All of us, I’d imagine. Yet most of us are reluctant to step out of the safety of the known and the reliable to experience the uncertainty and diversity of the unknown. It feels threatening … like we don’t know who we are anymore if we surrender our attachment to certain ideas, ways of doing things.

Maybe this is why highly creative people are seen as Mavericks: they willingly and regularly swim beyond the borders of the known, to play in the grey mess of uncertainty beyond our current structures and beliefs.

If for an individual, this can feel identity threatening, for an organisation, this can feel destabilising, reckless or dangerous.
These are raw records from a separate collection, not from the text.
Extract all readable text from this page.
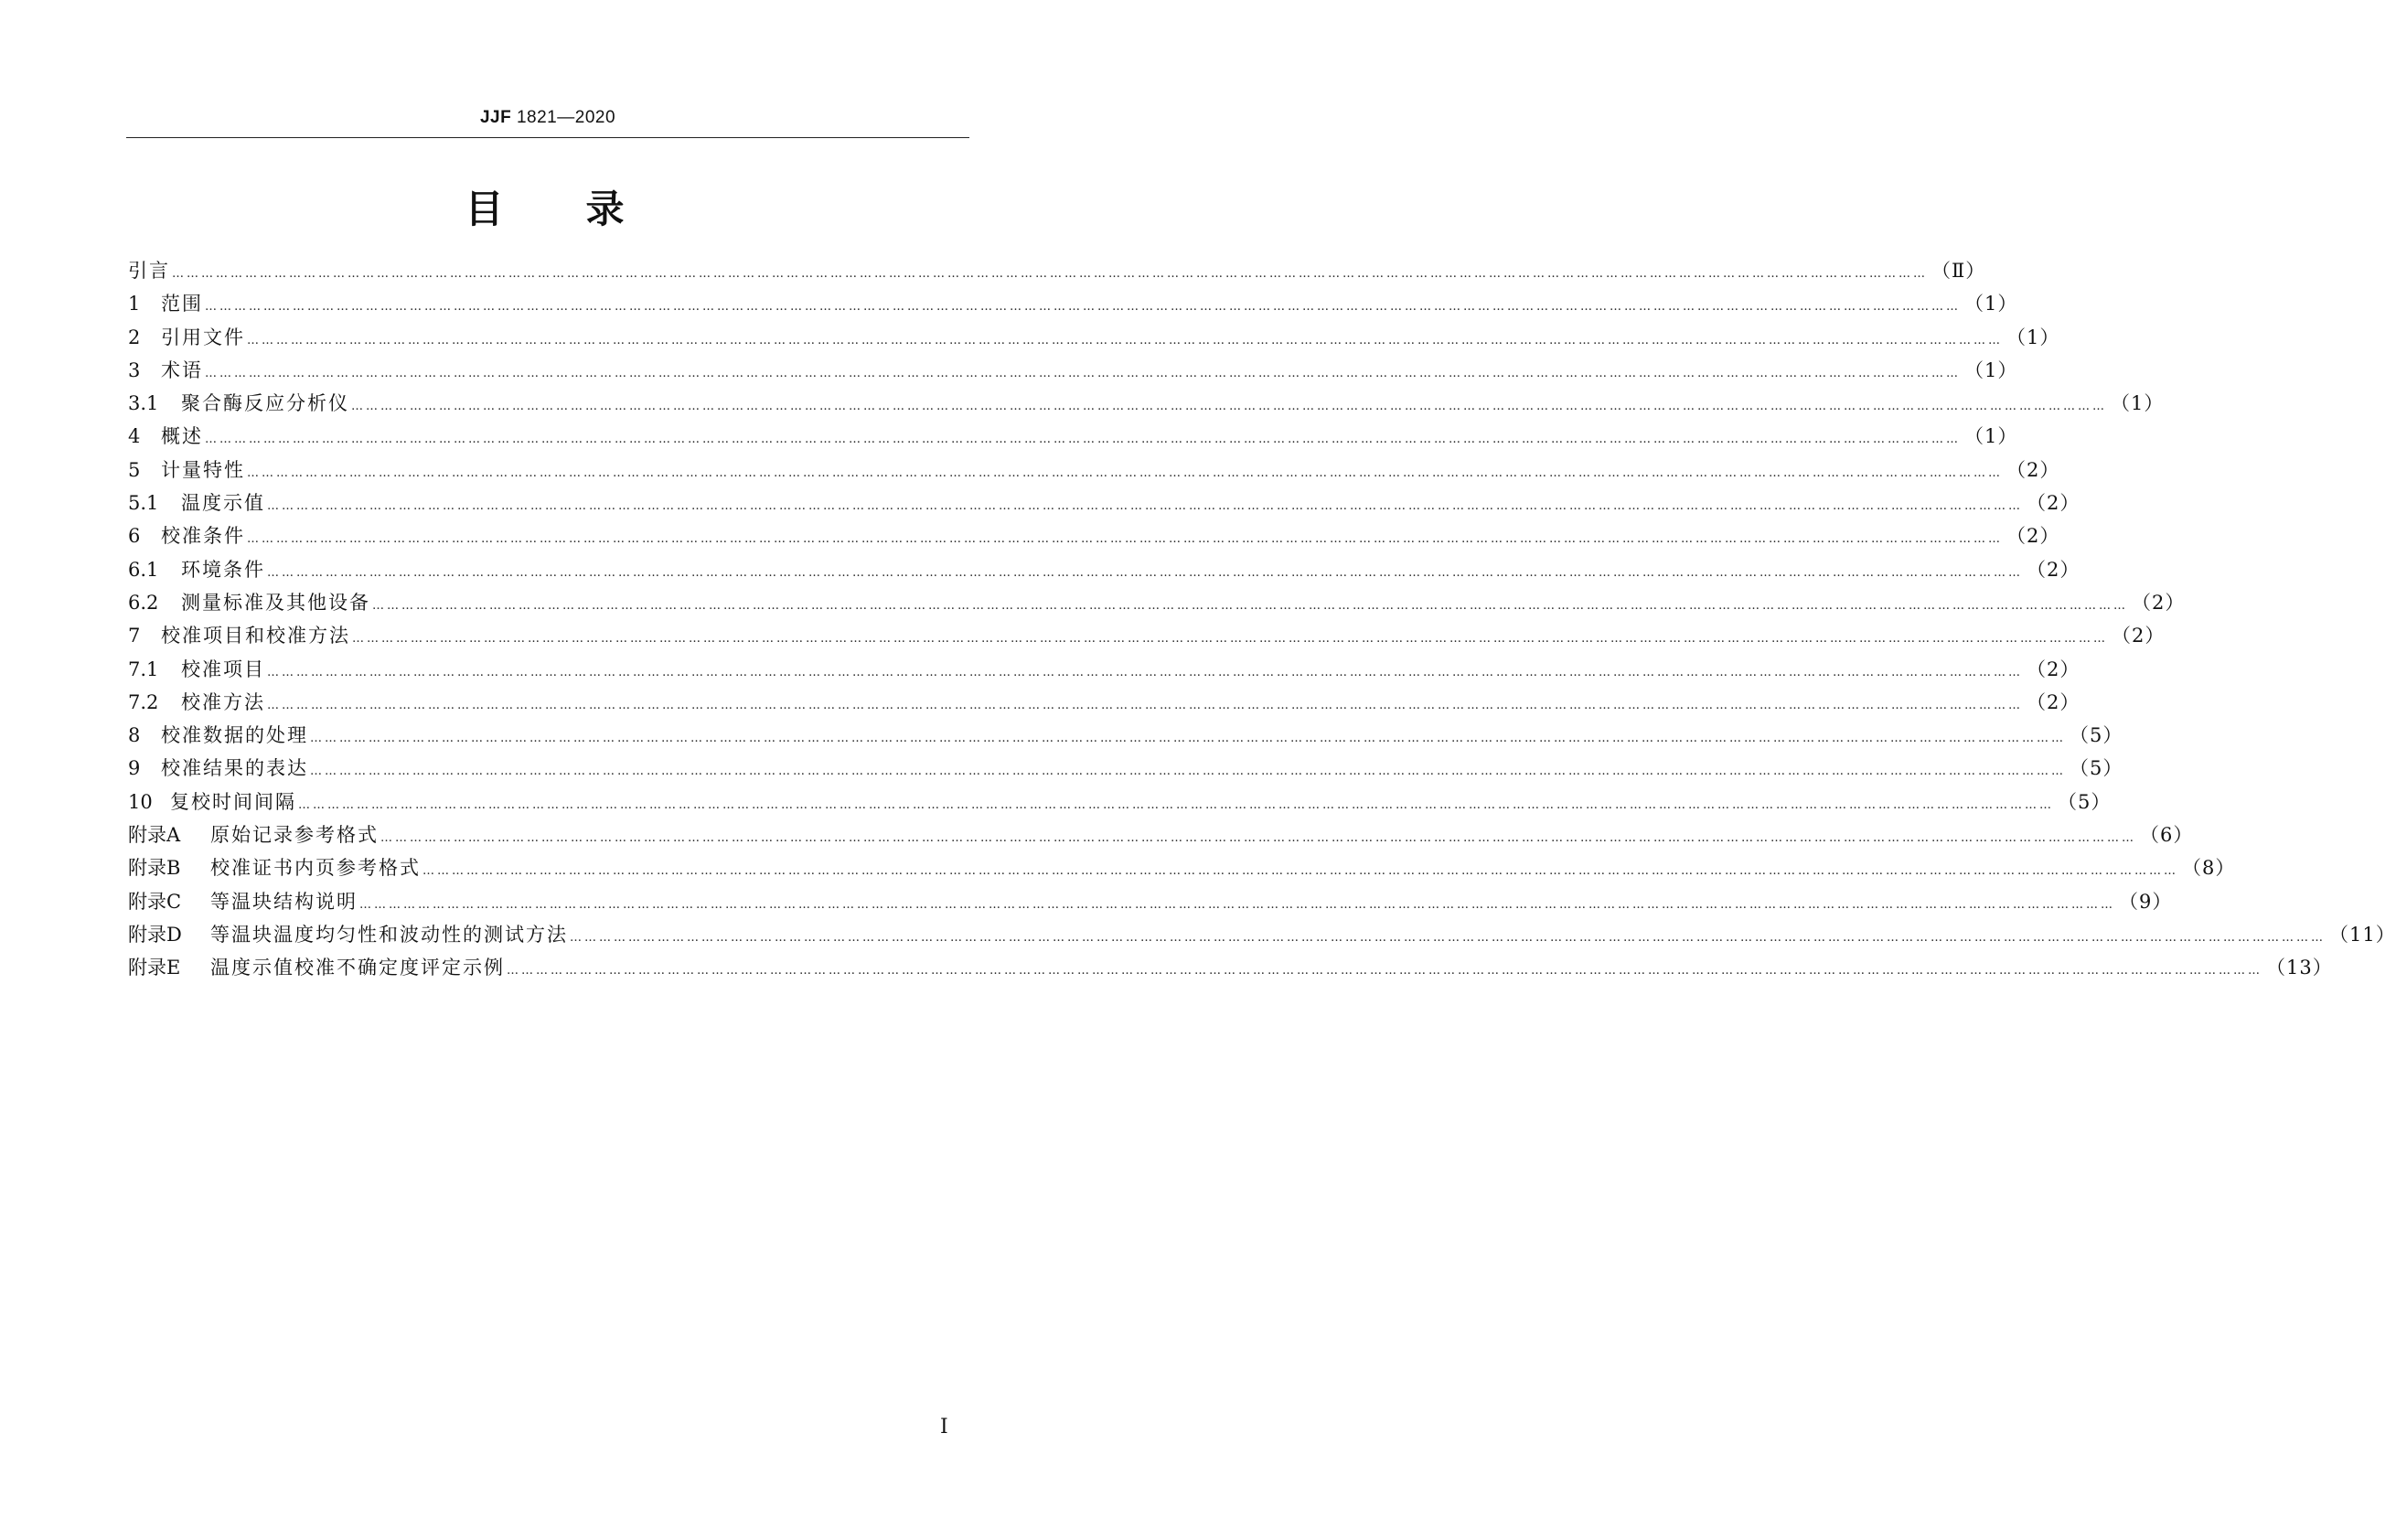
JJF 1821—2020
目录
引言 ……………………………………………………………………………………………………………………………………………………………………………………………………………………………………………………………………………………………………………………………… （Ⅱ）
1	范围 ……………………………………………………………………………………………………………………………………………………………………………………………………………………………………………………………………………………………………………………………… （1）
2	引用文件 ……………………………………………………………………………………………………………………………………………………………………………………………………………………………………………………………………………………………………………………………… （1）
3	术语 ……………………………………………………………………………………………………………………………………………………………………………………………………………………………………………………………………………………………………………………………… （1）
3.1	聚合酶反应分析仪 ……………………………………………………………………………………………………………………………………………………………………………………………………………………………………………………………………………………………………………………………… （1）
4	概述 ……………………………………………………………………………………………………………………………………………………………………………………………………………………………………………………………………………………………………………………………… （1）
5	计量特性 ……………………………………………………………………………………………………………………………………………………………………………………………………………………………………………………………………………………………………………………………… （2）
5.1	温度示值 ……………………………………………………………………………………………………………………………………………………………………………………………………………………………………………………………………………………………………………………………… （2）
6	校准条件 ……………………………………………………………………………………………………………………………………………………………………………………………………………………………………………………………………………………………………………………………… （2）
6.1	环境条件 ……………………………………………………………………………………………………………………………………………………………………………………………………………………………………………………………………………………………………………………………… （2）
6.2	测量标准及其他设备 ……………………………………………………………………………………………………………………………………………………………………………………………………………………………………………………………………………………………………………………………… （2）
7	校准项目和校准方法 ……………………………………………………………………………………………………………………………………………………………………………………………………………………………………………………………………………………………………………………………… （2）
7.1	校准项目 ……………………………………………………………………………………………………………………………………………………………………………………………………………………………………………………………………………………………………………………………… （2）
7.2	校准方法 ……………………………………………………………………………………………………………………………………………………………………………………………………………………………………………………………………………………………………………………………… （2）
8	校准数据的处理 ……………………………………………………………………………………………………………………………………………………………………………………………………………………………………………………………………………………………………………………………… （5）
9	校准结果的表达 ……………………………………………………………………………………………………………………………………………………………………………………………………………………………………………………………………………………………………………………………… （5）
10 复校时间间隔 ……………………………………………………………………………………………………………………………………………………………………………………………………………………………………………………………………………………………………………………………… （5）
附录A	原始记录参考格式 ……………………………………………………………………………………………………………………………………………………………………………………………………………………………………………………………………………………………………………………………… （6）
附录B	校准证书内页参考格式 ……………………………………………………………………………………………………………………………………………………………………………………………………………………………………………………………………………………………………………………………… （8）
附录C	等温块结构说明 ……………………………………………………………………………………………………………………………………………………………………………………………………………………………………………………………………………………………………………………………… （9）
附录D	等温块温度均匀性和波动性的测试方法 ……………………………………………………………………………………………………………………………………………………………………………………………………………………………………………………………………………………………………………………………… （11）
附录E	温度示值校准不确定度评定示例 ……………………………………………………………………………………………………………………………………………………………………………………………………………………………………………………………………………………………………………………………… （13）
Ⅰ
But if we don’t do it, nothing changes. It’s not that we need to change constantly for the sake of change, but rather that we exist in a state of flux, where growth and entropy mean nothing is ever really the same. If we do not ALSO move and change, we risk being left behind … and that which does not grow, stagnates and dies.

It is no coincidence that, as we move deeper into the information age, the lifespan of big companies is getting shorter and shorter. Once a business has grown beyond a certain size, it is very hard to keep adapting to the flow of new technology, updating your processes to accommodate it and adjusting your messaging to speak to the new markets that emerge as a result.

Many businesses are simply not set up to be this adaptive. Party because the people who work within them don’t believe they are this adaptive and also because many of those who run and manage such organisations fear the uncertainty of their roles in amongst this growth and change.

It is human nature to both stay in a comfort zone AND to innovate. We seem to not be able to help ourselves with either. But when the innovation requires such rapid growth, it appears threatening and induces a flight reaction (more like a hiding reaction really).

This is the central challenge of change: to adapt to change in increments small enough to feel known or safe, while still moving the pieces across the board. The status quo needs to be a place of mild, ongoing flux … not stasis.

Stasis comes from rigid rules and a culture of unthinking adherence to the rules. It comes from having no idea of the value chain, who or what is up or downstream from you and a lack of interest in how what you do impacts either of those areas.

In short, a lot of old-school management is custom-made to lead to disaster in a fast-changing, technologically driven market.

This leaves the Maverick ready and waiting to take over because they have already broken all the rules and glimpsed the future. For them it is not so scary, it just needs a plan … and they’ve probably already got half of one anyway.